In "The Harvard Medical School Guide to Tai Chi" one of the statements is "This book is audacious". I would agree. Where I disagree is with the author's "audacious" statement that Yin and Yang are "cosmological notions". This smacks of having a kind of "belief in the right mental state of mind as the precursor which makes almost any movement a Tai Chi movement. The result of that has given us an unbelievable number of Tai Chi varieties.
Stephen Hwa's teacher Yeung Wabu said that his own teacher Wu Chien Chuan told him: "Every movement in Tai Chi Form has to have two complementary parts of the body, a moving part (called the yang part) and a stationary part (called yin part). When the yin-yang junction is located in the torso of the body, it is an internal move. When it is outside of the torso, it is an external move."

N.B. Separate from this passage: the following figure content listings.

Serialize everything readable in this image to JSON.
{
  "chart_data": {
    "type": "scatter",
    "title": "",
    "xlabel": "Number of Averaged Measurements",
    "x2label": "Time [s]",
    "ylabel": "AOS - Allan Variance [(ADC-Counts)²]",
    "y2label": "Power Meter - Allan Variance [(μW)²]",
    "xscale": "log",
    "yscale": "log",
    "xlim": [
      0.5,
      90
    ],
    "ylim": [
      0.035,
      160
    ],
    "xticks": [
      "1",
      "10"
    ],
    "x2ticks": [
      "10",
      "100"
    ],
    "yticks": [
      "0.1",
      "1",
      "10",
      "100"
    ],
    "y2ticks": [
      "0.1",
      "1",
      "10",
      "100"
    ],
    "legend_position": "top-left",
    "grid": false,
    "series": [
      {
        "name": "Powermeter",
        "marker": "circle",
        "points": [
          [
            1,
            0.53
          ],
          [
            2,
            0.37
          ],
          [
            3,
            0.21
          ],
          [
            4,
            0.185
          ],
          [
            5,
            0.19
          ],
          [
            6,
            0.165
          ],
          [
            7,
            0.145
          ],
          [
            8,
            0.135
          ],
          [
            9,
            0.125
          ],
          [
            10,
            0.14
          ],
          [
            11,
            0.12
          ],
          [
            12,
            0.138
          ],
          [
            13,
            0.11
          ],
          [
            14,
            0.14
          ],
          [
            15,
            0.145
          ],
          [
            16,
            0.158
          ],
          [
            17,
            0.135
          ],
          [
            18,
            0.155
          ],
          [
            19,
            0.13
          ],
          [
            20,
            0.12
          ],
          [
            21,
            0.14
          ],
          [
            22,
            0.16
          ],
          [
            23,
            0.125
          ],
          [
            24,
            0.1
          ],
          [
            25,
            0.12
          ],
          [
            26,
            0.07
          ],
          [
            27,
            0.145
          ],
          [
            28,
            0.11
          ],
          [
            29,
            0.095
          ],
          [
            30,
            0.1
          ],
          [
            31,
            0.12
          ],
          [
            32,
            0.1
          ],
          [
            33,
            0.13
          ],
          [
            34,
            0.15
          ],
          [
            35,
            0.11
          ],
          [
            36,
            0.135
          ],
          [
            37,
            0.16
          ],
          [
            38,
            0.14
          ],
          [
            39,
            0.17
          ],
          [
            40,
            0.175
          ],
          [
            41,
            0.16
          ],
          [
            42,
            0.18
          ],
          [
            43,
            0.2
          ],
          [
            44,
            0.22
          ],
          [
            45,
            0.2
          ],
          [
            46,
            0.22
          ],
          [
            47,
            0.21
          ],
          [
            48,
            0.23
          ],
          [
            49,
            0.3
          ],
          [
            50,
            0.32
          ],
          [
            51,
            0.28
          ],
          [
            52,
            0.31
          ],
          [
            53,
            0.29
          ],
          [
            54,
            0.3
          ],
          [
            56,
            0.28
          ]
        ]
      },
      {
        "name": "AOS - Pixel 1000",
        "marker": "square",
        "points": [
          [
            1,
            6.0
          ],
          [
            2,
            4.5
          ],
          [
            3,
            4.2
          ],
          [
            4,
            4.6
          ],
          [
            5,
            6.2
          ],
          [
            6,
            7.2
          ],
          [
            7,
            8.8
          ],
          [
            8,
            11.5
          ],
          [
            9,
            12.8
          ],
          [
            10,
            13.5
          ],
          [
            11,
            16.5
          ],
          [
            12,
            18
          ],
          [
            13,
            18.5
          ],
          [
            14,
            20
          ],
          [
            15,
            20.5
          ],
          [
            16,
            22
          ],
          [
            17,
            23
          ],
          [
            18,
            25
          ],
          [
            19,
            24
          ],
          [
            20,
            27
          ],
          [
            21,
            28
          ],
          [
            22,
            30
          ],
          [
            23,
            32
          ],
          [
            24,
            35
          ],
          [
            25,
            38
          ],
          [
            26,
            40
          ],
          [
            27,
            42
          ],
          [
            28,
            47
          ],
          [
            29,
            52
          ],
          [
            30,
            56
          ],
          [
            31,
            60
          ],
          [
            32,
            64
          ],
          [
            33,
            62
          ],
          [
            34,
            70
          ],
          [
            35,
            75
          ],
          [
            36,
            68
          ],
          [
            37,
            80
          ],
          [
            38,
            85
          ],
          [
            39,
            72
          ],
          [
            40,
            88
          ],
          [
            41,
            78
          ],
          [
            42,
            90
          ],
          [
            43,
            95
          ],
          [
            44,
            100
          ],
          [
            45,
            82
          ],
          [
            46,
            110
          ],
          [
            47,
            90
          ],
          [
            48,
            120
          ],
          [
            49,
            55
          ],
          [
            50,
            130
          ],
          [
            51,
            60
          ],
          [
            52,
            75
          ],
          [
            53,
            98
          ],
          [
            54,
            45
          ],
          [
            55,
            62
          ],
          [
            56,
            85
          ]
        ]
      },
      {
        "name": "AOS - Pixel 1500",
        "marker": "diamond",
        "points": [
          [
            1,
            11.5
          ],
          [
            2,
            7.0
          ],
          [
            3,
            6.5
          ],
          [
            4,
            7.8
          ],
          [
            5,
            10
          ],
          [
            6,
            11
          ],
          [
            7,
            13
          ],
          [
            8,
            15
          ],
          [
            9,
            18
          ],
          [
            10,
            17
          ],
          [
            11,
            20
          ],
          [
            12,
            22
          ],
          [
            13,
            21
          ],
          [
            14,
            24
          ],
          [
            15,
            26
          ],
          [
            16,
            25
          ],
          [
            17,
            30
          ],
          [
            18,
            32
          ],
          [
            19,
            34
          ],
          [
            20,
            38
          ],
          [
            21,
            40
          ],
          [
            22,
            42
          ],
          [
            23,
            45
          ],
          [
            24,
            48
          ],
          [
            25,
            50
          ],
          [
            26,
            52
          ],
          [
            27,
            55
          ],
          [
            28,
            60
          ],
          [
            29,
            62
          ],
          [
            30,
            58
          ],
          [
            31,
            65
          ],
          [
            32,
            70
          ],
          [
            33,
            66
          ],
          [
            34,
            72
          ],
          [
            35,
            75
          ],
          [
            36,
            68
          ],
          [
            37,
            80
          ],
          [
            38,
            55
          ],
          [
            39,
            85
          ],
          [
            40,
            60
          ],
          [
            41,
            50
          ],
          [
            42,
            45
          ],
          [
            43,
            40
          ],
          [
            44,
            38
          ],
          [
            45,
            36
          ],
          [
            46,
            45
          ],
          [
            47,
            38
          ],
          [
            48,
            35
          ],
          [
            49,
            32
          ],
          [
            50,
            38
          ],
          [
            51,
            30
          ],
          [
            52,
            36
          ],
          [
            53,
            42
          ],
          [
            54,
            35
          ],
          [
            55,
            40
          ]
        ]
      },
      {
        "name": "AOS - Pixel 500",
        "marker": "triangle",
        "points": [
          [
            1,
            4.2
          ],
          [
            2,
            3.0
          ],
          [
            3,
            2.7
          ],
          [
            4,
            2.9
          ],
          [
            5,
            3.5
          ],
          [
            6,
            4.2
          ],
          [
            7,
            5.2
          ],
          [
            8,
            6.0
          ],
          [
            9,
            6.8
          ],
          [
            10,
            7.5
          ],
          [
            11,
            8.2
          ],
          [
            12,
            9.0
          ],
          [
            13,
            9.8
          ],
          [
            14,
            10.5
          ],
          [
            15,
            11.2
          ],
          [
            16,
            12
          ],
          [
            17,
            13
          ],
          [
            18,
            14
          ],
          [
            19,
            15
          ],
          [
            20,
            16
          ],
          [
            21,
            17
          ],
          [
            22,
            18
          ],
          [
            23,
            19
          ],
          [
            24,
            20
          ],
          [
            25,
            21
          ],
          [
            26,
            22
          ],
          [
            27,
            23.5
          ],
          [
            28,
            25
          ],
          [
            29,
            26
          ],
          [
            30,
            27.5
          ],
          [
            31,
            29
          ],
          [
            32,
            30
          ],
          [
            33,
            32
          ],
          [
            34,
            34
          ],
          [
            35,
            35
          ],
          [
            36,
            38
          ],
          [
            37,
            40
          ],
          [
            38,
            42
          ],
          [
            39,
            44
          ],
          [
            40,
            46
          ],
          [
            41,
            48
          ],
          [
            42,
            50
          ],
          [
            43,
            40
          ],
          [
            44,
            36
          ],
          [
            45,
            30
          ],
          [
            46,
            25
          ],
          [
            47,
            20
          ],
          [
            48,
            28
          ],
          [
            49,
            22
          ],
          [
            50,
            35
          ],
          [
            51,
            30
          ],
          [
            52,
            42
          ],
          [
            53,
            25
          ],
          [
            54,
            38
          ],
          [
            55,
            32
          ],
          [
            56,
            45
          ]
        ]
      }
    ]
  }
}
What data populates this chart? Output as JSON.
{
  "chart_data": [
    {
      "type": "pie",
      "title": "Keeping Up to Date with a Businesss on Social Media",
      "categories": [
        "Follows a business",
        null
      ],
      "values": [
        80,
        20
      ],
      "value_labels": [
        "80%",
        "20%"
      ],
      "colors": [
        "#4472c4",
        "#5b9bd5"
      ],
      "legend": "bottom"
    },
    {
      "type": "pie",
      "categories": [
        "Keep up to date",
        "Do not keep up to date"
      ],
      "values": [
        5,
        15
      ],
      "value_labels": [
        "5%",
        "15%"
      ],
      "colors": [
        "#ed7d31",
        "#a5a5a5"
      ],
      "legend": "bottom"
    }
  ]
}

I won't go into the health or martial benefits of disregarding those previous discussed "right mental state" notions at this point. I will simply say that Yin and Yang are indeed an "...ology", not a "cosmology" but a "methodology". As my own teacher says in "Uncovering the Treasure": One (contribution) is that this statement by my teacher Yeung Wabu is the key to a methodology that enables Tai Chi practitioners to mobilize the powerful core of the body for Tai Chi movements, to generate internal energy and internal energy circulation in the body.